Last Updated Dec 18, 2017 9:22 AM EST
Bringing claims of harassment or other malfeasance against an employer just got a little harder because of a change in federal labor rules. The National Labor Relations Board last week reversed a two-year-old decision that made companies and franchisers jointly responsible for workers managed through temporary agencies and franchises.
There are about 8 million people in America who work for a franchise, according to the US Census Bureau. The system, where a large brand licenses out its name and other aspects of a business, exists in all sectors of the economy, but the best-known are food service places such as McDonald's, Jimmy John's and Dunkin' Donuts. Another 4.8 million workers are employed through temp or staffing agencies, filling jobs in offices, factories, warehouses and other facilities.
In 2015, the NLRB decided that, when an organization hires workers through a staffing agency or franchisee, both companies can be considered "joint employers." Known as the Browning-Ferris standard, this meant that companies that used temp or other contract workers could find themselves with the obligations of a traditional employer when it came to handling worker complaints or negotiating with a union.
Since that decision, several states passed laws to roll back the rule, and business leaders have pressed Congress for a law that would undo it. But for labor activists, who argue that large corporations have been setting the terms of employment all along, this was a welcome move.
"Consider a common employment arrangement in which a staffing agency hires a worker and assigns her to work at another firm. The staffing agency determines some of the worker's terms of employment (such as her hiring and wages), but the other firm directs her daily tasks and sets her schedule and hours," Marni von Wilpert, of the left-leaning Economic Policy Institute, explained in a blog post.

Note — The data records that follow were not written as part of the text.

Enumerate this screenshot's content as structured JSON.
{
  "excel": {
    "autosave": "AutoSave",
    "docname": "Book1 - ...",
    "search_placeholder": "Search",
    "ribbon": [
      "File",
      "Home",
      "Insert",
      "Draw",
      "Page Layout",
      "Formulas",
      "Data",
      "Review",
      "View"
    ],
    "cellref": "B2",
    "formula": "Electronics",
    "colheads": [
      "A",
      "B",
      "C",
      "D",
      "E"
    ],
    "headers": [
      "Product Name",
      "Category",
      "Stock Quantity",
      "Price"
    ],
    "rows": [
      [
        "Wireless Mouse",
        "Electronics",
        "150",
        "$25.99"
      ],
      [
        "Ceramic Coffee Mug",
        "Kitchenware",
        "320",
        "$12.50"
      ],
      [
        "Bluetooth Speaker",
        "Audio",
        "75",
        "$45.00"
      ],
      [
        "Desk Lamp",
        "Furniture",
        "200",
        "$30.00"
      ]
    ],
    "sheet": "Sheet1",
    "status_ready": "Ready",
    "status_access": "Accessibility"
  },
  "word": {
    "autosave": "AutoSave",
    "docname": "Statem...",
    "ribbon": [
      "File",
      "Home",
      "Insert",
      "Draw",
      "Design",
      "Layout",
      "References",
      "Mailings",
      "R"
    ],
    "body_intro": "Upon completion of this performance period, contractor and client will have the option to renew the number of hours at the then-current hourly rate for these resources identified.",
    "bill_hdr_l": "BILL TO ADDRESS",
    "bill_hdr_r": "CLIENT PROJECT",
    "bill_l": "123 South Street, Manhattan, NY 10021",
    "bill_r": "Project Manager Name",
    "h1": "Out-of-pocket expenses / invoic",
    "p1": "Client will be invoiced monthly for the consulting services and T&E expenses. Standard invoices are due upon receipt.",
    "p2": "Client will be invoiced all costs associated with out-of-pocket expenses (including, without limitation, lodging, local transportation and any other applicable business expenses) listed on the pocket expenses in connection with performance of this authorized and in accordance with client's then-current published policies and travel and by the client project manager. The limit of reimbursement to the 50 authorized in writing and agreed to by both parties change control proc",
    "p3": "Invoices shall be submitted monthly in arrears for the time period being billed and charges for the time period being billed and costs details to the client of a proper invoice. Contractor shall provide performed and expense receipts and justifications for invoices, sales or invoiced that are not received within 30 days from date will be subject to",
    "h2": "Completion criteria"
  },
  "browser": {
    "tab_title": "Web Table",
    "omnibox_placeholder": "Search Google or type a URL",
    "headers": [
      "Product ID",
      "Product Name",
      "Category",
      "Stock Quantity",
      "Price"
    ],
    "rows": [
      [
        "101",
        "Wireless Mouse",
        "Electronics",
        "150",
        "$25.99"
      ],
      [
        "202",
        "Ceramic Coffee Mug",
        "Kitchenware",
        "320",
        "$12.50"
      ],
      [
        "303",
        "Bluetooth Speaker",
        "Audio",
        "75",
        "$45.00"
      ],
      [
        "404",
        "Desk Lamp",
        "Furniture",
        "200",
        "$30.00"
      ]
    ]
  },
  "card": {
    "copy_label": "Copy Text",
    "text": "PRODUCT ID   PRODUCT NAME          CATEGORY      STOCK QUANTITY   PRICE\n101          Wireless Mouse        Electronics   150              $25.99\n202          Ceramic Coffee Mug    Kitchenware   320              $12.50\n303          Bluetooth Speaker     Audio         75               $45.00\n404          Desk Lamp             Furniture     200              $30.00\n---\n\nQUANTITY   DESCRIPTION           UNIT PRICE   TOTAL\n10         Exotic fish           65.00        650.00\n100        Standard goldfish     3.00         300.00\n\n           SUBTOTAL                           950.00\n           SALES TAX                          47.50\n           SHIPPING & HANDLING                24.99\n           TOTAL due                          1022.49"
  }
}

That decision was a positive for workers. Last year, McDonald's (MCD) became the first corporation to settle a lawsuit brought by workers at a franchisee, paying $3.75 million to about 800 employees who said they were cheated of pay while working at McDonald's franchises.
In its decision on Thursday, the NLRB reversed itself, saying that a company couldn't be considered a joint employer if it only had indirect control over someone's working conditions, or if it has direct control but hasn't used it.
That change amounts to a boon to industry, especially large franchises, which has argued that the previous standard was vague and confusing.
The NLRB's decision "helps create certainty for franchisors and franchisees in the near term and highlights the need for long-term certainty in this area," said Matt Haller, senior vice president of government relations and public affairs for the International Franchise Association, in a statement.
But labor activists say the ruling allows big chains to avoid responsibilities when workers are hurt on their watch.
"What I see a lot of times, in cases of discrimination, for instance, is you may see a sexual harassment situation where you contact the parent company and they don't care. They say, 'It's not our problem,'" said Donna Ballman, an employment lawyer based in Florida. "What we're going to see is these large companies taking a hands-off attitude and saying 'it's not my problem' for all kinds of legal violations."
The board's 3-2 decision fell along party lines. NLRB members Marvin Kaplan and William Emanuel, both nominated by President Donald Trump over the summer, voted alongside Philip Miscimarra, the outgoing board chair. Mark Gaston Pearce and Lauren McFerran, Democratic appointees, dissented in the case.
The NLRB, created in 1935, is mandated to protect the right of workers' right to organize and to prevent labor abuses by employers. Senate majority leader Mitch McConnell, R-Ky., has said he wants the board to be less explicitly pro-worker, and has previously introduced bills to that effect.
Beyond workplace harassment, the NLRB decision also makes it harder for workers to address their work conditions, ask for higher pay or form unions. Instead of being able to address issues across thousands of stores that operate under one brand, workers would have to raise concerns piecemeal at each individual location, many of which are operated by small entrepreneurs with lesser financial resources than the corporate parent.
The NLRB's move on Thursday seems to fly in the face of that reasoning, but it won't necessarily stay that way forever. The NLRB could revisit the standard at a later date, Ballman said; a decision in a court have the same effect. Congress, too, could pass a law clarifying the employer-employee relationship.
But, she added, "I wouldn't hold my breath anytime in the next, oh, three years."